Gennadij Ajgi: Wind vorm Fenster

Mashup von Juliane Duda zu dem Buch von Gennadij Ajgi: Wind vorm Fenster

Ajgi-Wind vorm Fenster

UND – EINER DER LETZTEN WINTER
(statt eines Epilogs)

etwas matt-weisses klinisches
im feld gab für das gleiten den anstoss
– lasse Gott uns gesunden durch diese stille –
und der weg vorm fenster wie vorm tor
verlosch immer feuchter und trauriger
„das ist der ganze“ schien’s zu flüstern „lebenspfad
aaaaahienieden“

 

 

 

Ist was nichts als ist

– Ziemlich still hier: Vermischte Gedichte von Gennadij Ajgi. –

Gennadij Ajgi, der seine Muttersprache als Sprache seiner Lyrik aufgab, ist ein Musterbeispiel für Treue gegen sich selbst. Der 1934 in einem tschuwaschischen Dorf geborene Dichter, der auf Boris Pasternaks Rat hin 1960 zum Russischen überging, schafft seit Jahrzehnten eine Lyrik, die nie der Aktualität hinterherzulaufen braucht. Ajgi blieb in Rußland schändlich lange ungedruckt – erst 1991 konnte ein Buch von ihm erscheinen. Da war er längst in diverse Sprachen übersetzt.
Wie sehr sich Ajgi eigensinnig treu geblieben ist, belegt erneut ein kleiner Gedichtband, der von Felix Philipp Ingold aus verstreuten Manuskripten des Dichters komponiert wurde und reizvoll jede Chronologie durchbricht. Nicht die Entstehungsjahre sind hier sklavenartig zum Ordnungsprinzip erhoben, sondern die Kontinuität der Gesten und Motive. Ajgis Lyrik widersetzte sich schon immer jener Nutzbarkeit und mußte – ein Glück – keine Abnutzung erleiden. Die Verweigerung von Nützlichkeit ist schon dem frühesten, von 1959 stammenden Prolog-Gedicht programmatisch eingeschrieben:

In keiner sprache
bin ich vonnutzen.

Die Lyrik Gennadij Ajgis hat an Intensität und Geheimnisreichtum nicht ihresgleichen. Sie pflegt bewußt magische, schamanistische Gesten, verleiht den schlichtesten Dingen, dem Elementaren, eine sakrale Aura – und beruft sich zugleich in kühn auf das Weiß des Blattes versprengten Lyrik-Fetzen auf die radikale futuristische Avantgarde in Rußland, auf Chlebnikow und Krutschonych, auf die Abstraktionen eines Malewitsch. Doch bei Ajgis futuristischer Genealogie ist Vorsicht geboten: Einmal hat er sich in einem Interview auch als „Antifuturisten“ bezeichnet, der sich gegen jede Instrumentalisierung des Menschen auflehne.
Diese Gedichte haben ihre eigene, behutsame Musik, von der sie gelegentlich auch handeln, etwa in dem 1993 entstandenen „Auftauchen des Ufers“:

gesang zieht durchs laubgrün:
musik – ein däumling!
das grün findet das kind – das unter
meinen lidern schwimmt!

Kein Wunder, daß sich zeitgenössische Komponisten an dieser Lyrik versucht haben. So ist eines der schönsten Gedichte des Bandes, „Nun immer Schnee“, in der Vertonung durch Sofia Gubaidulina international bekannt geworden. Schnee ist bei Ajgi ein vielfach verwendetes Bild für die Fülle des Lichts wie für das reine Dasein: „doch ist was nichts als ist.“ Schon in einem Gedicht von 1973 heißt es:

der schnee mag zurückkehren zum Schöpfer. Leuchtend – als licht.
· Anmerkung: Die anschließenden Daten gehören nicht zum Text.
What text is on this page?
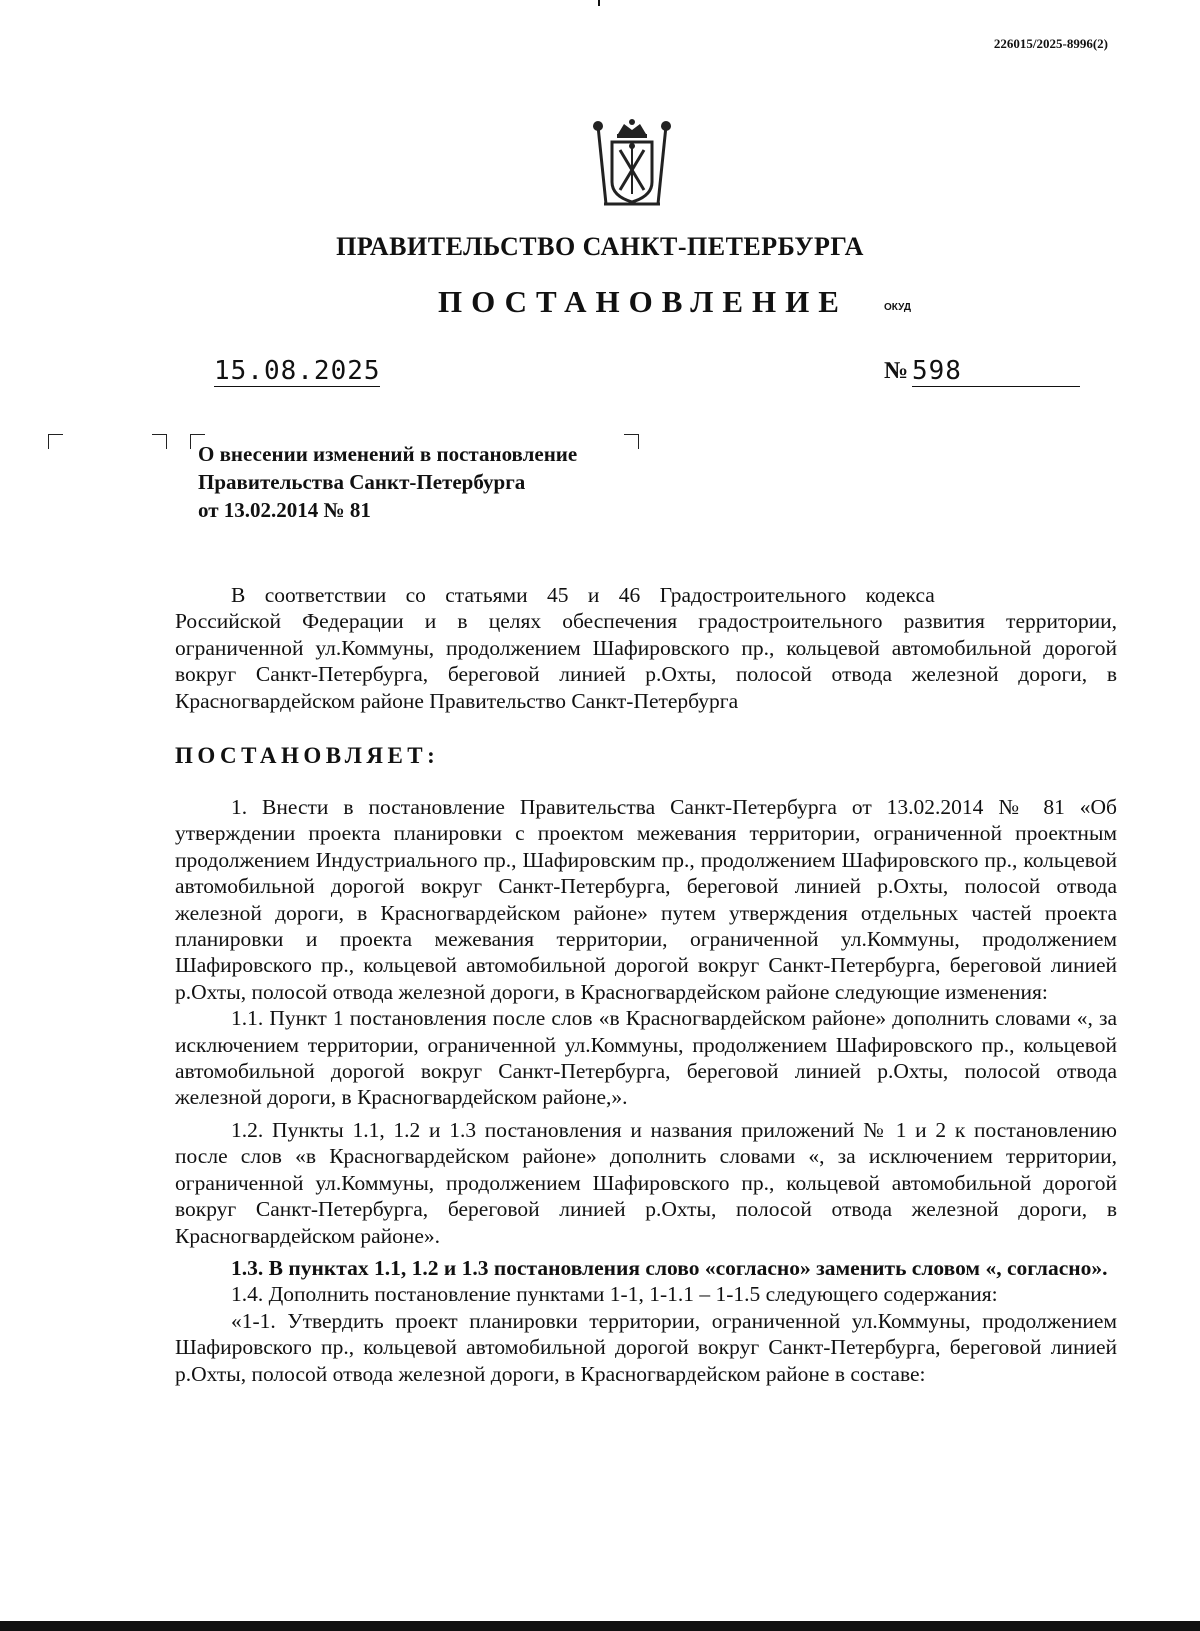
226015/2025-8996(2)
ПРАВИТЕЛЬСТВО САНКТ-ПЕТЕРБУРГА
ПОСТАНОВЛЕНИЕ	ОКУД
15.08.2025	№ 598
О внесении изменений в постановление
Правительства Санкт-Петербурга
от 13.02.2014 № 81

В соответствии со статьями 45 и 46 Градостроительного кодекса

Российской Федерации и в целях обеспечения градостроительного развития территории, ограниченной ул.Коммуны, продолжением Шафировского пр., кольцевой автомобильной дорогой вокруг Санкт-Петербурга, береговой линией р.Охты, полосой отвода железной дороги, в Красногвардейском районе Правительство Санкт-Петербурга

ПОСТАНОВЛЯЕТ:

1. Внести в постановление Правительства Санкт-Петербурга от 13.02.2014 № 81 «Об утверждении проекта планировки с проектом межевания территории, ограниченной проектным продолжением Индустриального пр., Шафировским пр., продолжением Шафировского пр., кольцевой автомобильной дорогой вокруг Санкт-Петербурга, береговой линией р.Охты, полосой отвода железной дороги, в Красногвардейском районе» путем утверждения отдельных частей проекта планировки и проекта межевания территории, ограниченной ул.Коммуны, продолжением Шафировского пр., кольцевой автомобильной дорогой вокруг Санкт-Петербурга, береговой линией р.Охты, полосой отвода железной дороги, в Красногвардейском районе следующие изменения:

1.1. Пункт 1 постановления после слов «в Красногвардейском районе» дополнить словами «, за исключением территории, ограниченной ул.Коммуны, продолжением Шафировского пр., кольцевой автомобильной дорогой вокруг Санкт-Петербурга, береговой линией р.Охты, полосой отвода железной дороги, в Красногвардейском районе,».

1.2. Пункты 1.1, 1.2 и 1.3 постановления и названия приложений № 1 и 2 к постановлению после слов «в Красногвардейском районе» дополнить словами «, за исключением территории, ограниченной ул.Коммуны, продолжением Шафировского пр., кольцевой автомобильной дорогой вокруг Санкт-Петербурга, береговой линией р.Охты, полосой отвода железной дороги, в Красногвардейском районе».

1.3. В пунктах 1.1, 1.2 и 1.3 постановления слово «согласно» заменить словом «, согласно».

1.4. Дополнить постановление пунктами 1-1, 1-1.1 – 1-1.5 следующего содержания:

«1-1. Утвердить проект планировки территории, ограниченной ул.Коммуны, продолжением Шафировского пр., кольцевой автомобильной дорогой вокруг Санкт-Петербурга, береговой линией р.Охты, полосой отвода железной дороги, в Красногвардейском районе в составе:
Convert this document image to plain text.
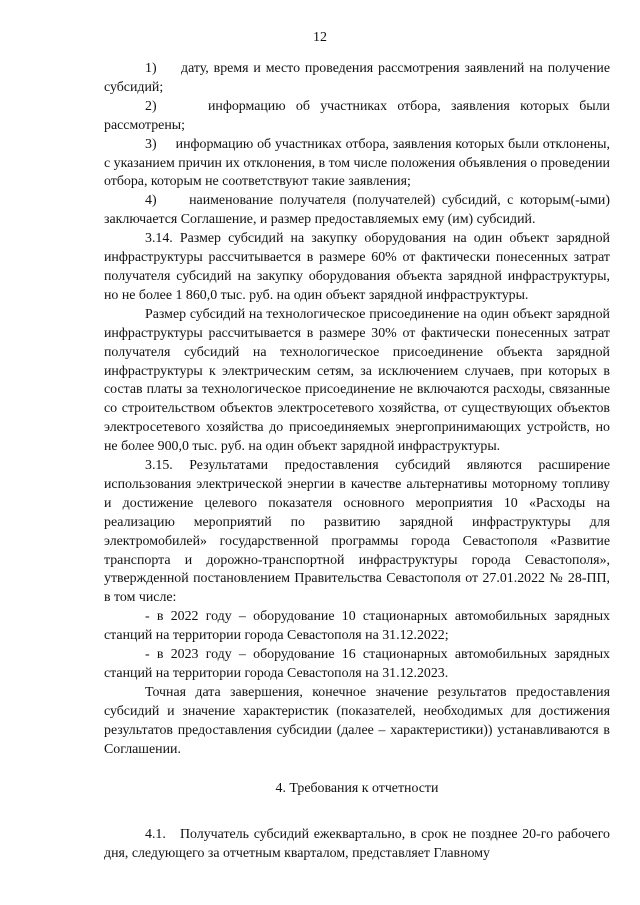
12

1)     дату, время и место проведения рассмотрения заявлений на получение субсидий;

2)     информацию об участниках отбора, заявления которых были рассмотрены;

3)     информацию об участниках отбора, заявления которых были отклонены, с указанием причин их отклонения, в том числе положения объявления о проведении отбора, которым не соответствуют такие заявления;

4)     наименование получателя (получателей) субсидий, с которым(-ыми) заключается Соглашение, и размер предоставляемых ему (им) субсидий.

3.14. Размер субсидий на закупку оборудования на один объект зарядной инфраструктуры рассчитывается в размере 60% от фактически понесенных затрат получателя субсидий на закупку оборудования объекта зарядной инфраструктуры, но не более 1 860,0 тыс. руб. на один объект зарядной инфраструктуры.

Размер субсидий на технологическое присоединение на один объект зарядной инфраструктуры рассчитывается в размере 30% от фактически понесенных затрат получателя субсидий на технологическое присоединение объекта зарядной инфраструктуры к электрическим сетям, за исключением случаев, при которых в состав платы за технологическое присоединение не включаются расходы, связанные со строительством объектов электросетевого хозяйства, от существующих объектов электросетевого хозяйства до присоединяемых энергопринимающих устройств, но не более 900,0 тыс. руб. на один объект зарядной инфраструктуры.

3.15. Результатами предоставления субсидий являются расширение использования электрической энергии в качестве альтернативы моторному топливу и достижение целевого показателя основного мероприятия 10 «Расходы на реализацию мероприятий по развитию зарядной инфраструктуры для электромобилей» государственной программы города Севастополя «Развитие транспорта и дорожно-транспортной инфраструктуры города Севастополя», утвержденной постановлением Правительства Севастополя от 27.01.2022 № 28-ПП, в том числе:

- в 2022 году – оборудование 10 стационарных автомобильных зарядных станций на территории города Севастополя на 31.12.2022;

- в 2023 году – оборудование 16 стационарных автомобильных зарядных станций на территории города Севастополя на 31.12.2023.

Точная дата завершения, конечное значение результатов предоставления субсидий и значение характеристик (показателей, необходимых для достижения результатов предоставления субсидии (далее – характеристики)) устанавливаются в Соглашении.

4. Требования к отчетности

4.1.   Получатель субсидий ежеквартально, в срок не позднее 20-го рабочего дня, следующего за отчетным кварталом, представляет Главному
Nicht nur das reine Weiß (diese Möglichkeit einer Geburt) beschäftigt Ajgi, sondern auch das Kindsein, die unverfälschte kindliche Weltsicht. Manchmal wird man an sein bezauberndes Buch Veronikas Heft (deutsch 1986) erinnert, das Gedichte auf die ersten sechs Lebensmonate seiner Tochter versammelte. Hier nun findet er in einer alten Notiz beim Zeichnen mit der Tochter jene „stille des hierseins“, die so viele seine Gedichte auszeichnet. Im Titel des Gedichtes aber steht ein Geräusch: „Wir rascheln.“ Die kraftvolle Zartheit dieser Gedichte bewahrt sich ihre Stille jenseits der Bedrohungen, weniger als Gewißheit denn als Wunsch:

lasse Gott uns gesunden durch diese stille.

Ralph Dutli, Frankfurter Allgemeine Zeitung, 12.6.1998

Seit 1959/60 schreibt der Tschuwasche Gennadij Ajgi

seine Gedichte in russischer Sprache – übrigens auf Anraten von Boris Pasternak. Eine faszinierende Mischung, die sich aus den Mythen der tschuwaschischen Volksüberlieferungen speist und zugleich in einem tiefempfundenen orthodoxen Glauben wurzelt. Andererseits stehen Ajgis Verse im Bann von Baudelaire und den französischen Symbolisten, bilden eine dynamische Lebensform suprematistischer Reduziertheit:

Die sprache – in der dichtung – existiert, um das auszudrücken,
was – in – ihr
nicht existiert.

Existentielles Erleben wird bei Ajgi nicht geschildert oder beschrieben. Die Verse selbst werden zum Werkzeug des Empfindens, Worte werden zu Werken, Buchstaben zu Lauten und damit erst wird der Versuch unternommen, doch etwas zu vermitteln. Das Aufbrechen klassischer dichterischer Formen ermöglicht ein Hineinkriechen in Empfindungen, zertrümmerte Worthülsen setzen Empfindungen frei. Die Stille selbst wird zum Wert erhoben. In der Wahrnehmung von Lauten werden Gerüche kombiniert, Farben und Gefühle ersetzen konventionelles Erzählen. Poesie ist nur sich selbst Untertan!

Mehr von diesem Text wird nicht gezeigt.